Boris Vian face à la Mort

 

Boris Vian, seul sur scène :

 

Je possède mille visages, et mille univers. Je suis l’homme aux mille vies.


Par le langage je transforme notre univers, modifie ses lois physiques et métriques. Mais ma plume devient bien dérisoire depuis quelques temps. Je ne peux plus opposer la force inventive des mots à celle, destructive, de la maladie. Ecrire est aussi vain que combattre un nénuphar dans une cage thoracique. La vie me rattrape, que dis-je, la mort est là à ma porte. Elle m’attend tout en se montrant présente, perverse comme le chat qui déroule sa queue pour arracher la tête de la souris.
C’est ce soir la première de « J’irais cracher sur vos tombes » au cinéma. On a le culot de m’y inviter alors que l’on m’a écarté du projet. Ils ont dû vouloir massacrer mon œuvre d’une manière si majestueuse qu’ils préfèrent garder la surprise.
Je sens les prémices du saccage de tout ce que j’ai construit. Ils vont tuer mon ouvrage et m’assassiner par la même occasion.
Je ne vais pas me voiler la face, je ne suis plus à même de me battre pour défendre mon roman, ma santé ne me le permet plus. Mon corps s’affaiblit de jour en jour et je sais que le tourbillon de ma vie va bientôt prendre fin….

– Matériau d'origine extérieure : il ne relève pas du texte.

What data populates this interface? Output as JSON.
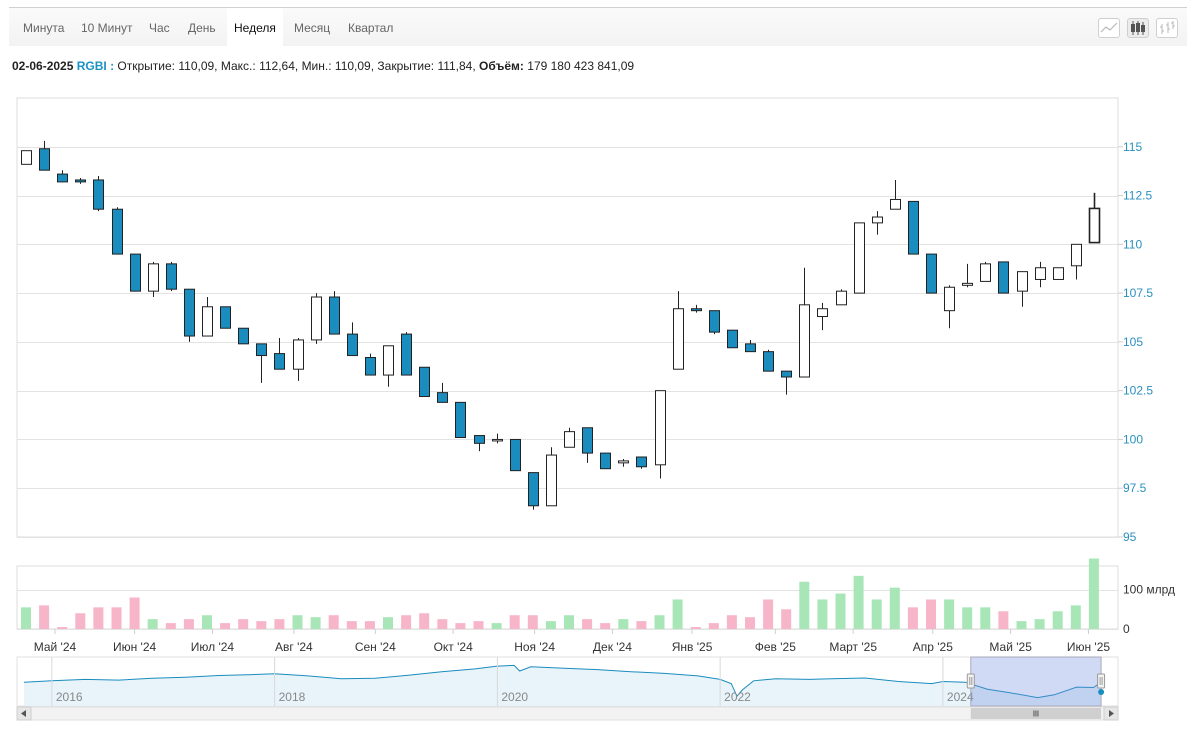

La trompette, l’écriture, le jazz, les femmes, l’amour, la fête, la vie à cent à l’heure. Il n’y a que ça qui vaille la peine de se lever chaque matin… ou de ne pas se coucher de la nuit ! Vivre vite, avant de mourir vite. Ce n’est pas facile de se dire chaque matin que nous mourrons plus vite que certains, mais pour ma part, j’ai vécu mille vies, sans compromission. La passion pour la musique et la littérature, l’amour de mon ourson, Ursula, m’ont rendu plus vivant que quiconque…
Je quitterai ce monde sans regret, car j’ai choisi ma vie, sans jamais me laisser aliéner.

Je mourrai ce soir, ce soir horrible, dans ce cinéma où l’on va cracher sur mon œuvre, je mourrai entouré de gens qui penseront à une dernière farce du Transcendant Satrape. Mais je mourrai seul. D’ailleurs, « Quoi de plus seul qu’un mort? Mais quoi de plus tolérant? Quoi de plus adapté à sa fonction? de plus libre de toute inquiétude? » Finalement « un mort, c’est bien, c’est complet, ça n’a pas de mémoire. C’est terminé. On n’est pas complet quand on n’est pas mort ».*

Enchaînement avec « Je mourrai d’un cancer de la colonne vertébrale »

 Je mourrai d’un cancer de la colonne vertébrale

Ça sera par un soir horrible
Clair, chaud, parfumé, sensuel
Je mourrai d’un pourrissement
De certaines cellules peu connues
Je mourrai d’une jambe arrachée
Par un rat géant jailli d’un trou géant
Je mourrai de cent coupures
Le ciel sera tombé sur moi
Ça se brise comme une vitre lourde
Je mourrai d’un éclat de voix
Crevant mes oreilles
Je mourrai de blessures sourdes
Infligées à deux heures du matin
Par des tueurs indécis et chauves
Je mourrai sans m’apercevoir
Que je meurs, je mourrai
Enseveli sous les ruines sèches
De mille mètres de coton écroulé
Je mourrai noyé dans l’huile de vidange
Foulé aux pieds par des bêtes indifférentes
Et, juste après, par des bêtes différentes
Je mourrai nu, ou vêtu de toile rouge
Ou cousu dans un sac avec des lames de rasoir
Je mourrai peut-être sans m’en faire
Du vernis à ongles aux doigts de pied
Et des larmes plein les mains
Et des larmes plein les mains
Je mourrai quand on décollera
Mes paupières sous un soleil enragé
Quand on me dira lentement
Des méchancetés à l’oreille
Je mourrai de voir torturer des enfants
Et des hommes étonnés et blêmes
Je mourrai rongé vivant
Par des vers, je mourrai les
Mains attachées sous une cascade
Je mourrai brûlé dans un incendie triste
Je mourrai un peu, beaucoup,
Sans passion, mais avec intérêt
Et puis quand tout sera fini
Je mourrai.

La lumière diminue, la scène est plongée dans l’obscurité, on n’entend plus que des battements de coeur
* citation extraite de l’Herbe rouge

Emilie Le Breton. (Scène de Théâtre faisant  partie du Projet de classe de 1èreL).